O caso das joias avaliadas em R$ 16,5 milhões, presenteadas pelo governo da Arábia Saudita ao Brasil, em 2021, vem causando desgastes ao ex-presidente Jair Bolsonaro (PL). Após o jornal O Estado de S.Paulo que autoridades tentaram entrar ilegalmente no País com os objetos valiosos, as suspeitas de que Bolsonaro tenha ligação direta com a situação cresceram.

Como a legislação proíbe a inclusão desse tipo de bem ao acervo pessoal de presidentes, a Receita Federal confiscou os itens e a Polícia Federal abriu um inquérito para investigar o caso. Dessa forma, o ex-presidente Jair Bolsonaro pode chegar a responder criminalmente e por infrações tributárias caso seja confirmada a tentativa de se apoderar do estojo que incluía um colar, um par de brincos, um relógio e um anel. O ex-presidente, entretanto, admitiu que pegou um segundo pacote, com pulseira em couro, par de abotoaduras, caneta rosa gold, anel e um masbaha (uma espécie de rosário islâmico) rose gold, todos da marca suíça Chopard.

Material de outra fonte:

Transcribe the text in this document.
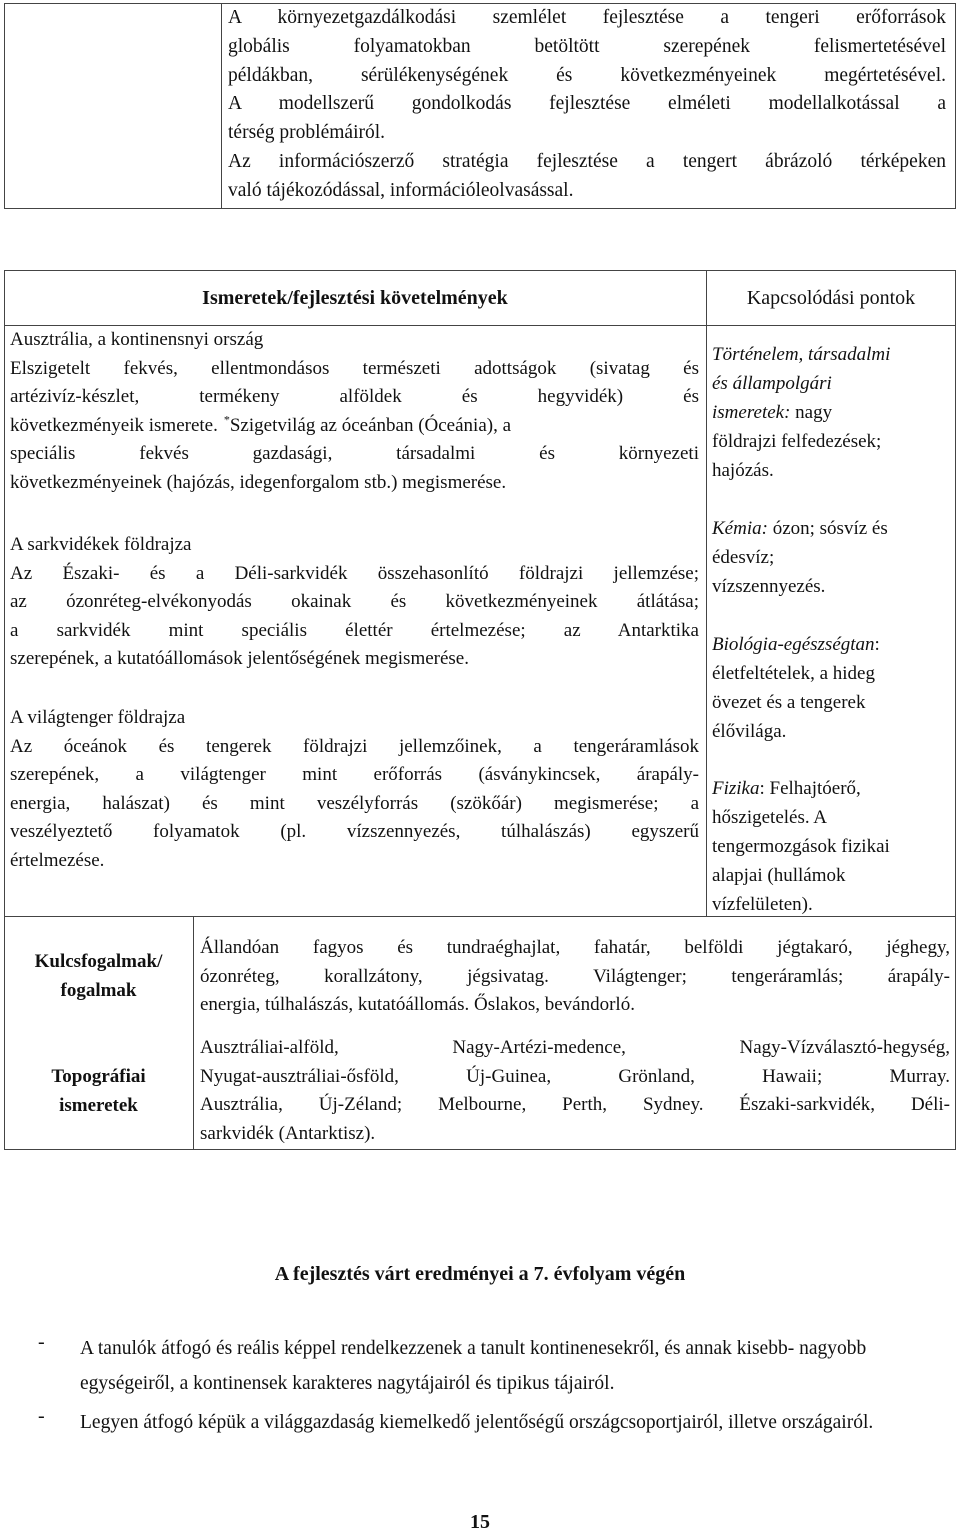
A környezetgazdálkodási szemlélet fejlesztése a tengeri erőforrások
globális folyamatokban betöltött szerepének felismertetésével
példákban, sérülékenységének és következményeinek megértetésével.
A modellszerű gondolkodás fejlesztése elméleti modellalkotással a
térség problémáiról.
Az információszerző stratégia fejlesztése a tengert ábrázoló térképeken
való tájékozódással, információleolvasással.
Ismeretek/fejlesztési követelmények	Kapcsolódási pontok
Ausztrália, a kontinensnyi ország
Elszigetelt fekvés, ellentmondásos természeti adottságok (sivatag és
artézivíz-készlet, termékeny alföldek és hegyvidék) és
következményeik ismerete. *Szigetvilág az óceánban (Óceánia), a
speciális fekvés gazdasági, társadalmi és környezeti
következményeinek (hajózás, idegenforgalom stb.) megismerése.
A sarkvidékek földrajza
Az Északi- és a Déli-sarkvidék összehasonlító földrajzi jellemzése;
az ózonréteg-elvékonyodás okainak és következményeinek átlátása;
a sarkvidék mint speciális élettér értelmezése; az Antarktika
szerepének, a kutatóállomások jelentőségének megismerése.
A világtenger földrajza
Az óceánok és tengerek földrajzi jellemzőinek, a tengeráramlások
szerepének, a világtenger mint erőforrás (ásványkincsek, árapály-
energia, halászat) és mint veszélyforrás (szökőár) megismerése; a
veszélyeztető folyamatok (pl. vízszennyezés, túlhalászás) egyszerű
értelmezése.
Történelem, társadalmi
és állampolgári
ismeretek: nagy
földrajzi felfedezések;
hajózás.
Kémia: ózon; sósvíz és
édesvíz;
vízszennyezés.
Biológia-egészségtan:
életfeltételek, a hideg
övezet és a tengerek
élővilága.
Fizika: Felhajtóerő,
hőszigetelés. A
tengermozgások fizikai
alapjai (hullámok
vízfelületen).
Kulcsfogalmak/
fogalmak
Állandóan fagyos és tundraéghajlat, fahatár, belföldi jégtakaró, jéghegy,
ózonréteg, korallzátony, jégsivatag. Világtenger; tengeráramlás; árapály-
energia, túlhalászás, kutatóállomás. Őslakos, bevándorló.
Topográfiai
ismeretek
Ausztráliai-alföld, Nagy-Artézi-medence, Nagy-Vízválasztó-hegység,
Nyugat-ausztráliai-ősföld, Új-Guinea, Grönland, Hawaii; Murray.
Ausztrália, Új-Zéland; Melbourne, Perth, Sydney. Északi-sarkvidék, Déli-
sarkvidék (Antarktisz).
A fejlesztés várt eredményei a 7. évfolyam végén
- A tanulók átfogó és reális képpel rendelkezzenek a tanult kontinenesekről, és annak kisebb- nagyobb egységeiről, a kontinensek karakteres nagytájairól és tipikus tájairól.
- Legyen átfogó képük a világgazdaság kiemelkedő jelentőségű országcsoportjairól, illetve országairól.
15
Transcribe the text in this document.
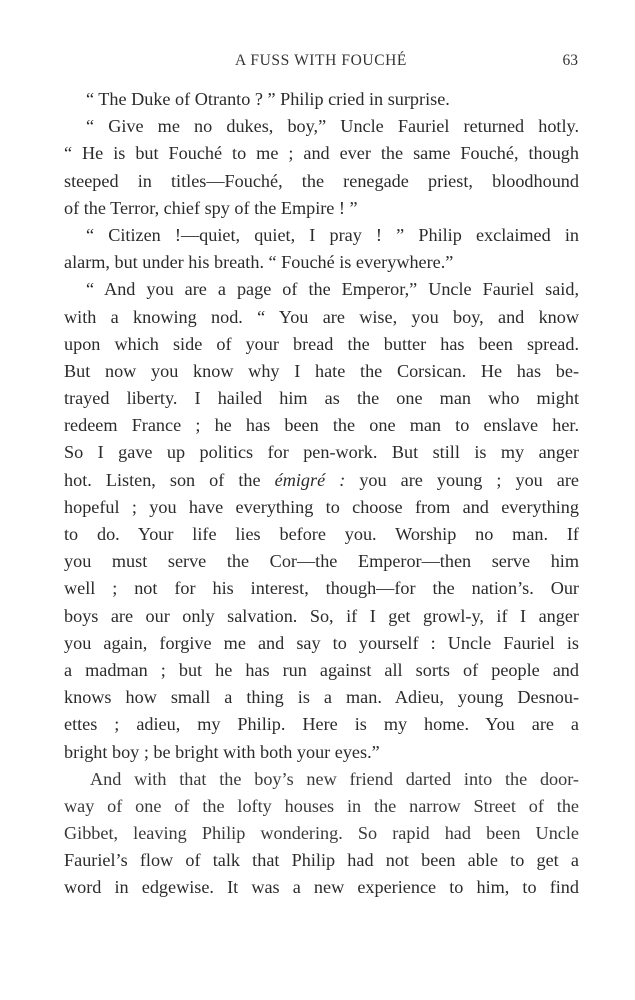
A FUSS WITH FOUCHÉ	63
“ The Duke of Otranto ? ” Philip cried in surprise.
“ Give me no dukes, boy,” Uncle Fauriel returned hotly.
“ He is but Fouché to me ; and ever the same Fouché, though
steeped in titles—Fouché, the renegade priest, bloodhound
of the Terror, chief spy of the Empire ! ”
“ Citizen !—quiet, quiet, I pray ! ” Philip exclaimed in
alarm, but under his breath. “ Fouché is everywhere.”
“ And you are a page of the Emperor,” Uncle Fauriel said,
with a knowing nod. “ You are wise, you boy, and know
upon which side of your bread the butter has been spread.
But now you know why I hate the Corsican. He has be-
trayed liberty. I hailed him as the one man who might
redeem France ; he has been the one man to enslave her.
So I gave up politics for pen-work. But still is my anger
hot. Listen, son of the émigré : you are young ; you are
hopeful ; you have everything to choose from and everything
to do. Your life lies before you. Worship no man. If
you must serve the Cor—the Emperor—then serve him
well ; not for his interest, though—for the nation’s. Our
boys are our only salvation. So, if I get growl-y, if I anger
you again, forgive me and say to yourself : Uncle Fauriel is
a madman ; but he has run against all sorts of people and
knows how small a thing is a man. Adieu, young Desnou-
ettes ; adieu, my Philip. Here is my home. You are a
bright boy ; be bright with both your eyes.”
And with that the boy’s new friend darted into the door-
way of one of the lofty houses in the narrow Street of the
Gibbet, leaving Philip wondering. So rapid had been Uncle
Fauriel’s flow of talk that Philip had not been able to get a
word in edgewise. It was a new experience to him, to find
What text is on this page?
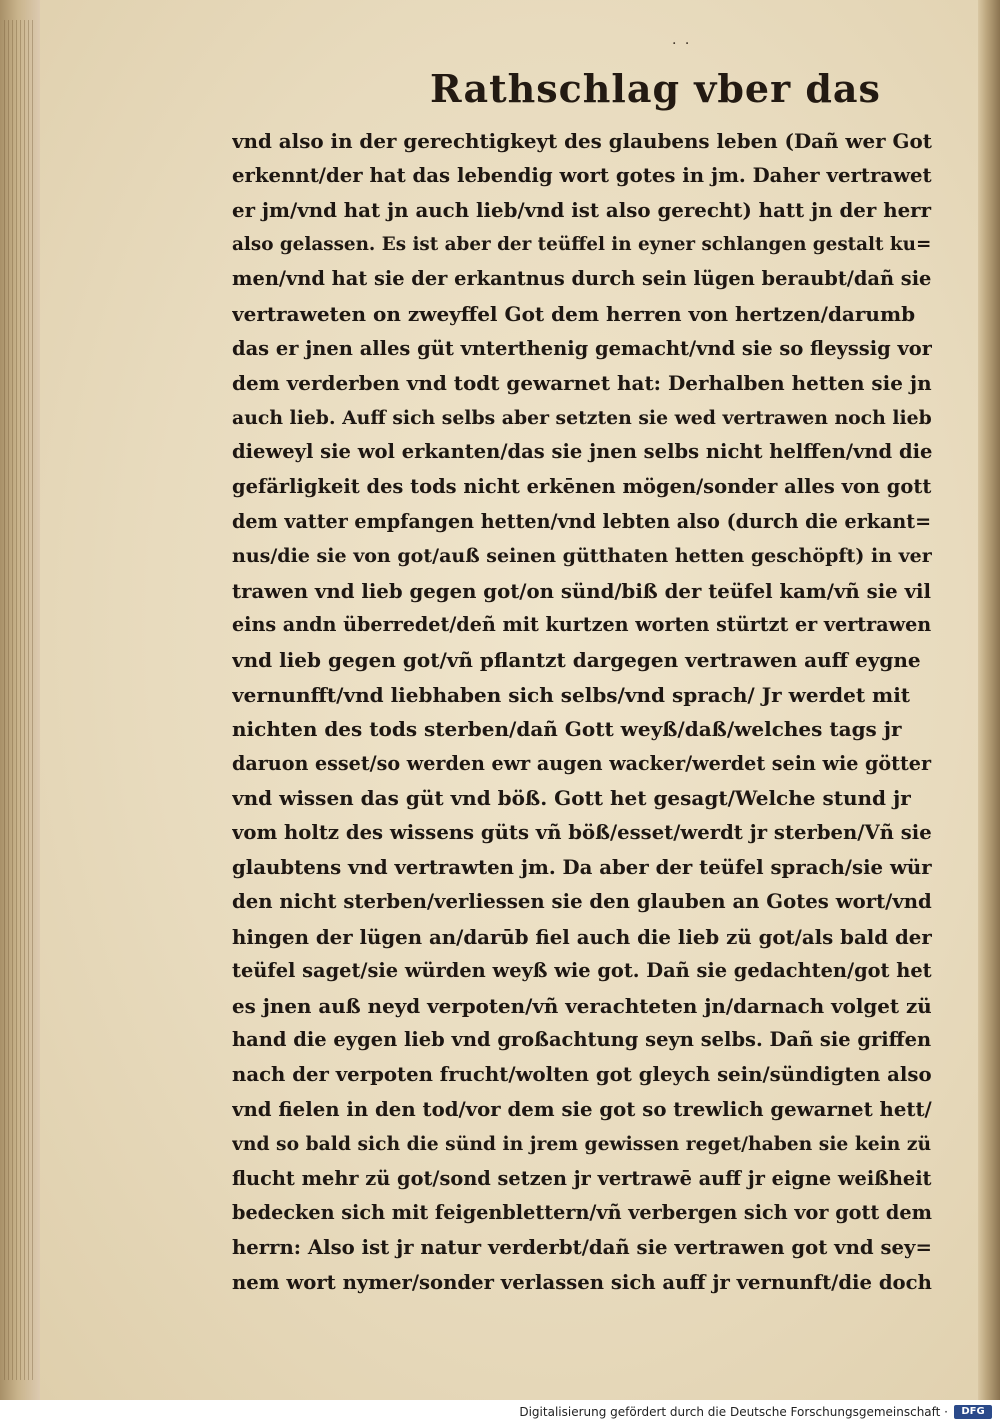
· ·
Rathschlag vber das
vnd also in der gerechtigkeyt des glaubens leben (Dañ wer Got
erkennt/der hat das lebendig wort gotes in jm. Daher vertrawet
er jm/vnd hat jn auch lieb/vnd ist also gerecht) hatt jn der herr
also gelassen. Es ist aber der teüffel in eyner schlangen gestalt ku=
men/vnd hat sie der erkantnus durch sein lügen beraubt/dañ sie
vertraweten on zweyffel Got dem herren von hertzen/darumb
das er jnen alles güt vnterthenig gemacht/vnd sie so fleyssig vor
dem verderben vnd todt gewarnet hat: Derhalben hetten sie jn
auch lieb. Auff sich selbs aber setzten sie wed vertrawen noch lieb
dieweyl sie wol erkanten/das sie jnen selbs nicht helffen/vnd die
gefärligkeit des tods nicht erkēnen mögen/sonder alles von gott
dem vatter empfangen hetten/vnd lebten also (durch die erkant=
nus/die sie von got/auß seinen gütthaten hetten geschöpft) in ver
trawen vnd lieb gegen got/on sünd/biß der teüfel kam/vñ sie vil
eins andn überredet/deñ mit kurtzen worten stürtzt er vertrawen
vnd lieb gegen got/vñ pflantzt dargegen vertrawen auff eygne
vernunfft/vnd liebhaben sich selbs/vnd sprach/ Jr werdet mit
nichten des tods sterben/dañ Gott weyß/daß/welches tags jr
daruon esset/so werden ewr augen wacker/werdet sein wie götter
vnd wissen das güt vnd böß. Gott het gesagt/Welche stund jr
vom holtz des wissens güts vñ böß/esset/werdt jr sterben/Vñ sie
glaubtens vnd vertrawten jm. Da aber der teüfel sprach/sie wür
den nicht sterben/verliessen sie den glauben an Gotes wort/vnd
hingen der lügen an/darūb fiel auch die lieb zü got/als bald der
teüfel saget/sie würden weyß wie got. Dañ sie gedachten/got het
es jnen auß neyd verpoten/vñ verachteten jn/darnach volget zü
hand die eygen lieb vnd großachtung seyn selbs. Dañ sie griffen
nach der verpoten frucht/wolten got gleych sein/sündigten also
vnd fielen in den tod/vor dem sie got so trewlich gewarnet hett/
vnd so bald sich die sünd in jrem gewissen reget/haben sie kein zü
flucht mehr zü got/sond setzen jr vertrawē auff jr eigne weißheit
bedecken sich mit feigenblettern/vñ verbergen sich vor gott dem
herrn: Also ist jr natur verderbt/dañ sie vertrawen got vnd sey=
nem wort nymer/sonder verlassen sich auff jr vernunft/die doch
Digitalisierung gefördert durch die Deutsche Forschungsgemeinschaft ·	DFG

O site da loja vende peças similares que juntam somam, no mínimo, R$ 400 mil.

As peças foram dadas à comitiva brasileira durante uma viagem ao Oriente Médio, em 2021, feita por alguns participantes do Governo Bolsonaro. No mesmo dia em que a reportagem d’O Estado saiu, o ex-ministro Bento Albuquerque, que viajou ao Oriente Médio em outubro daquele ano, admitiu que trouxe jóias para Michelle e um relógio, também de diamante, para Bolsonaro.

A ex-primeira-dama Michelle Bolsonaro afirmou que foi “a última a saber” sobre o envio de joias, mesmo os objetos sendo citados como um presente para ela. Michelle disse a pessoas próximas que apenas recebeu as informações sobre as joias nos últimos dias.

O advogado Igor Cesar Rodrigues, membro da Associação Brasileira dos Advogados Criminalistas, conselheiro estadual da OAB/CE, fala sobre três possíveis crimes que o ex-presidente pode ter cometido ao receber as joias de forma irregular.

Descaminho

O descaminho se trata do desvio de mercadoria com o objetivo de driblar a ordem tributária para não pagar o devido imposto do objeto.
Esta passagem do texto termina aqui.